The idea of chunksize is that you can work on the data in 'blocks', using some of the existing loop systems.
My tip is you pre-define your goals before reading the data using Chunk, since it 'distorts' the statistical data observed on describe
.
Example
Discover the total of women and men who have done Enem.
array_df = []
for chunk in pd.read_csv('MICRODADOS_ENEM_2018.csv', encoding='Latin1', sep=';', chunksize = 10000):
array_df.append(chunk['TP_SEXO'].value_counts())

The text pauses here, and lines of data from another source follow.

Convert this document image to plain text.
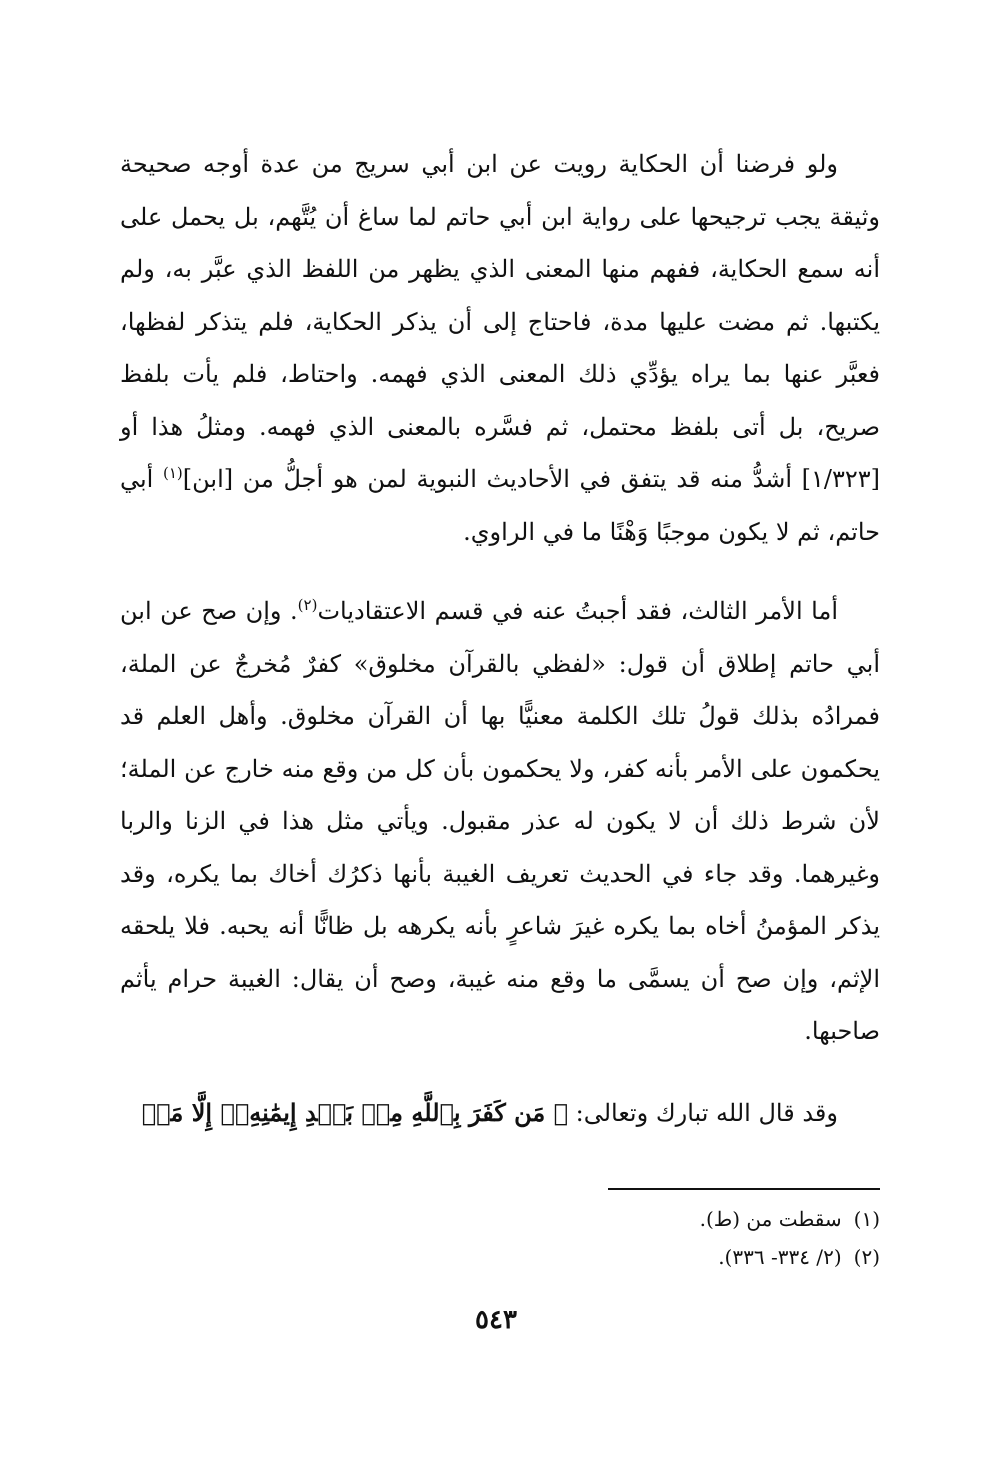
ولو فرضنا أن الحكاية رويت عن ابن أبي سريج من عدة أوجه صحيحة وثيقة يجب ترجيحها على رواية ابن أبي حاتم لما ساغ أن يُتَّهم، بل يحمل على أنه سمع الحكاية، ففهم منها المعنى الذي يظهر من اللفظ الذي عبَّر به، ولم يكتبها. ثم مضت عليها مدة، فاحتاج إلى أن يذكر الحكاية، فلم يتذكر لفظها، فعبَّر عنها بما يراه يؤدِّي ذلك المعنى الذي فهمه. واحتاط، فلم يأت بلفظ صريح، بل أتى بلفظ محتمل، ثم فسَّره بالمعنى الذي فهمه. ومثلُ هذا أو [١/٣٢٣] أشدُّ منه قد يتفق في الأحاديث النبوية لمن هو أجلُّ من [ابن]$^{(١)}$ أبي حاتم، ثم لا يكون موجبًا وَهْنًا ما في الراوي.

أما الأمر الثالث، فقد أجبتُ عنه في قسم الاعتقاديات$^{(٢)}$. وإن صح عن ابن أبي حاتم إطلاق أن قول: «لفظي بالقرآن مخلوق» كفرٌ مُخرجٌ عن الملة، فمرادُه بذلك قولُ تلك الكلمة معنيًّا بها أن القرآن مخلوق. وأهل العلم قد يحكمون على الأمر بأنه كفر، ولا يحكمون بأن كل من وقع منه خارج عن الملة؛ لأن شرط ذلك أن لا يكون له عذر مقبول. ويأتي مثل هذا في الزنا والربا وغيرهما. وقد جاء في الحديث تعريف الغيبة بأنها ذكرُك أخاك بما يكره، وقد يذكر المؤمنُ أخاه بما يكره غيرَ شاعرٍ بأنه يكرهه بل ظانًّا أنه يحبه. فلا يلحقه الإثم، وإن صح أن يسمَّى ما وقع منه غيبة، وصح أن يقال: الغيبة حرام يأثم صاحبها.

وقد قال الله تبارك وتعالى: ﴿ مَن كَفَرَ بِٱللَّهِ مِنۢ بَعۡدِ إِيمَٰنِهِۦٓ إِلَّا مَنۡ

(١)سقطت من (ط).
(٢)(٢/ ٣٣٤- ٣٣٦).
٥٤٣
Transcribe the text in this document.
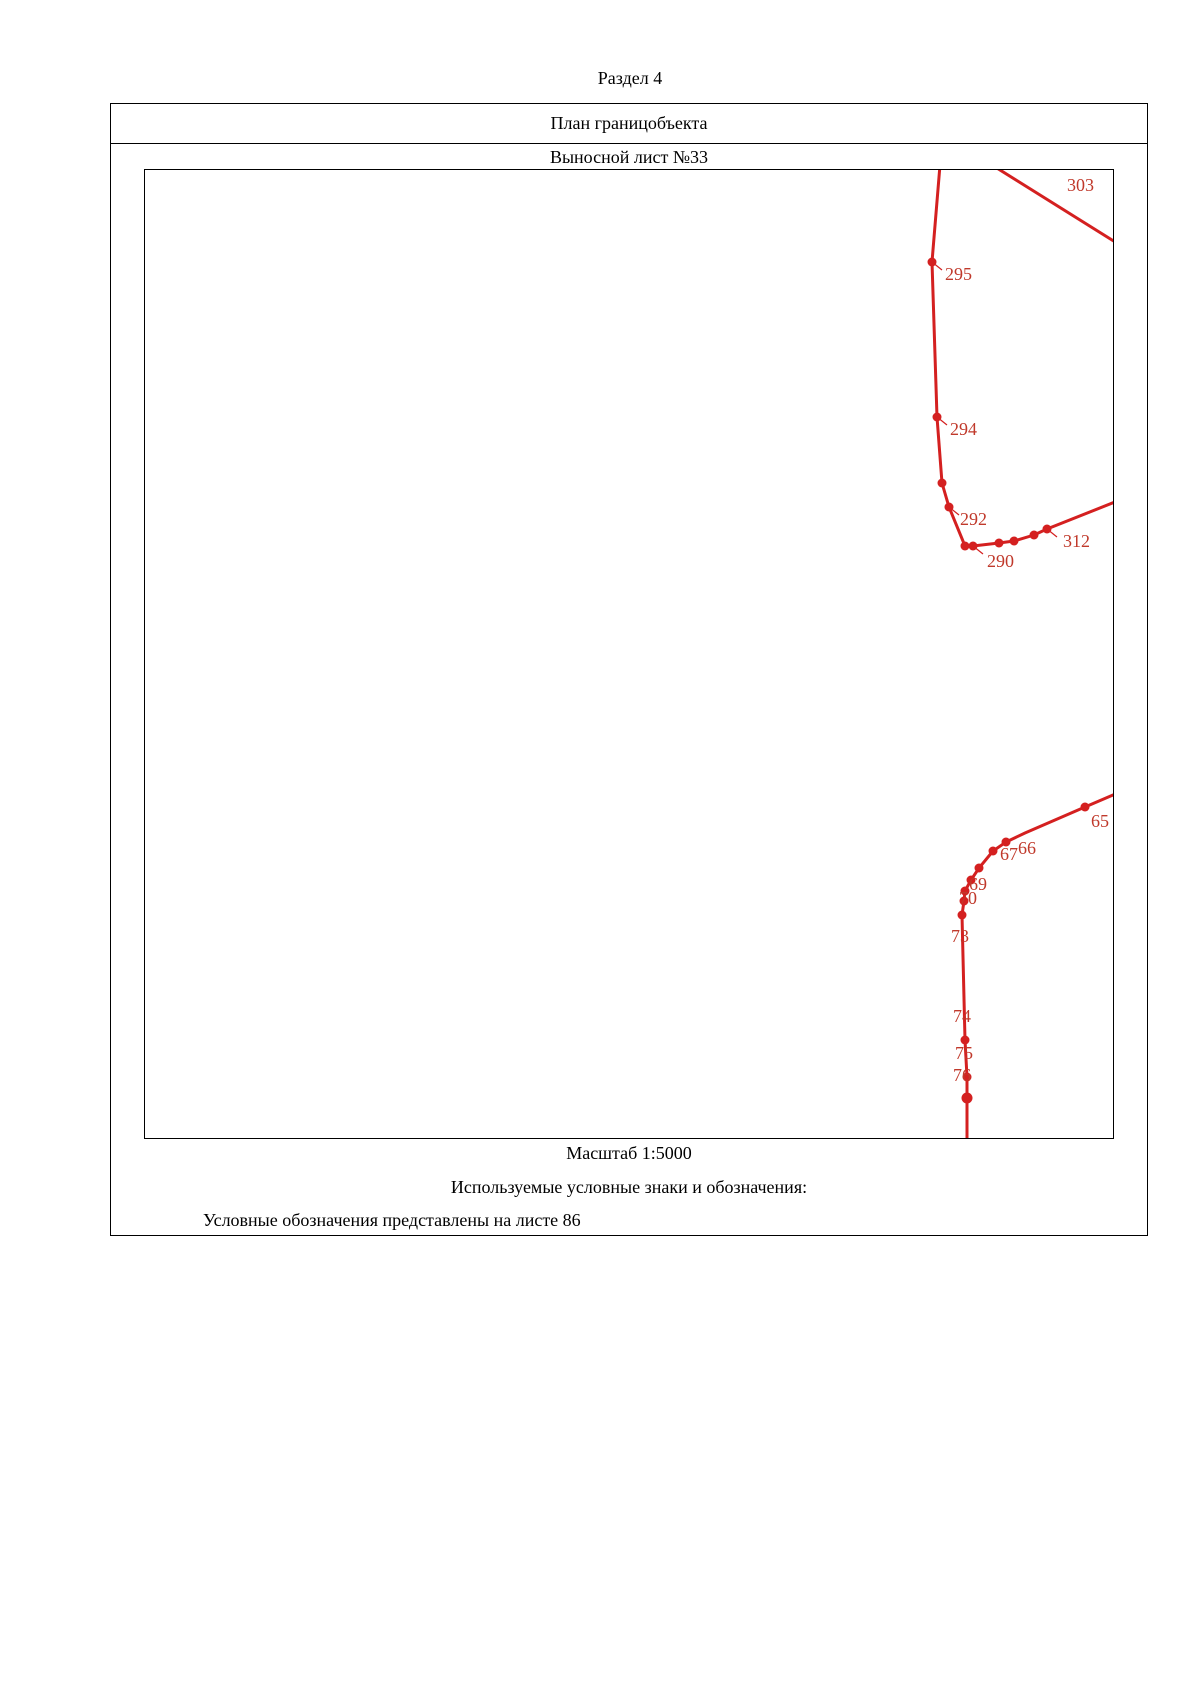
Раздел 4
План границобъекта
Выносной лист №33
303
295
294
292
290
312
65
66
67
69
70
73
74
75
76
Масштаб 1:5000
Используемые условные знаки и обозначения:
Условные обозначения представлены на листе 86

df = pd.concat(array_df, ignore_index=False)
df.groupby(level=0).sum()
output:
F 145400
M 97904
Name: TP_SEXO, dtype: int64
Another thing you can do (and I’ve done myself since I’m exploring Enem’s micro data as well) is if your interest is in data relating to only one state, use Chunk to select them, so the dimensionality of the data will be much reduced, and possibly command describe
will work smoothly.
In my case I was interested in the data of Rio Grande do Sul, I separated the data as follows:
array_df = []
for chunk in pd.read_csv('MICRODADOS_ENEM_2018.csv', encoding='Latin1', sep=';', chunksize = 10000):
temp_df = chunk.loc[chunk['SG_UF_PROVA'] == 'RS']
array_df.append(temp_df)
df = pd.concat(array_df, ignore_index=True)
Ready, decreased data from 3GB to 159 MB.
Of course this last tip will only work if you have a focus group to do some sort of exploratory analysis, if what you want is at the national level, you will have to have well-defined parameters as I demonstrated in the first example.